Niumatololo was offered the position at BYU but declined, a source told ESPN's Joe Schad.
"It was a long and agonizing two days, probably the hardest two days of my life, but the Naval Academy has been my life for the last 18 years, and I love it here," Niumatololo said in a statement. "I love the kids that go to school here and the people I work with."
Niumatalolo confirmed on ESPN's College GameDay that he was meeting with BYU about the position, saying that while he had received interest from several schools, the BYU job "was just different" for him because of his faith. Niumatalolo is a member of the The Church of Jesus Christ of Latter-day Saints. His son Va'a is a sophomore linebacker at BYU, and his other son, Ali'i, has committed to play at Boise State beginning in 2018 after he serves a two-year mission for the church.
"BYU was something I need to look into because of my faith and the opportunity to coach my two sons," Niumatalolo said. "But ultimately, I decided to stay at the Naval Academy because this is the best place for me and my family, and we are at peace with the decision."
"I'm glad to have this all behind us," Navy athletic director Chet Gladchuk said. "It's been very stressful for everyone involved.
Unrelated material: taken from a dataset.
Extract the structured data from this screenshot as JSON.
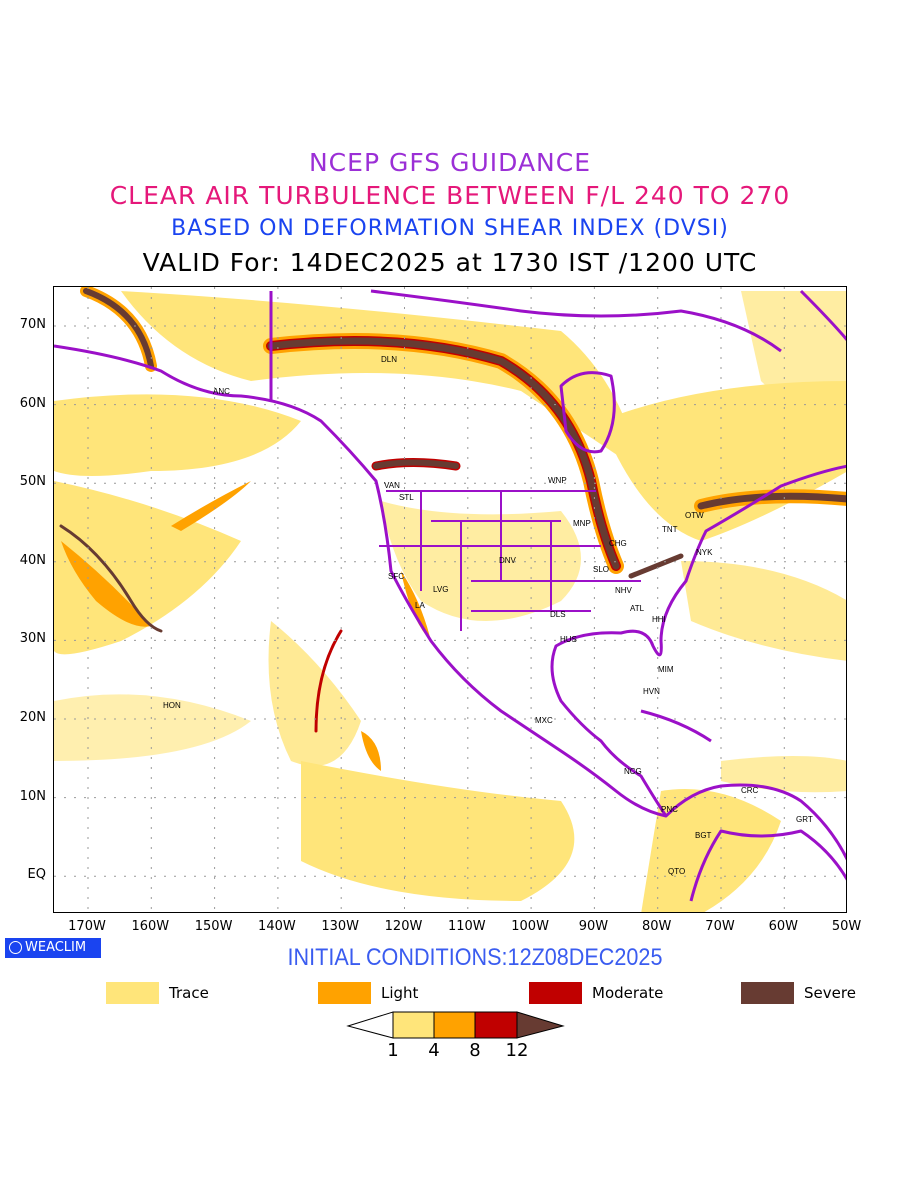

There was never any reason in my mind for Kenny to leave, but he had to go through this exercise to be sure.''
Niumatalolo was the top choice to replace Bronco Mendenhall at BYU. The school also has interviewed Kalani Sitake, a former BYU player and current Oregon State defensive coordinator, for the position.
The job at BYU opened when Mendenhall left for Virginia after 11 seasons with the Cougars. During that period, the Cougars were one of only 11 programs to advance to a bowl game each season, including this one, winning six of those games.
Niumatalolo is the all-time winningest coach at Navy, with a 67-37 record in eight seasons. He took over for Paul Johnson, now coach at Georgia Tech, in December 2007 and signed a long-term extension with Navy in April 2011.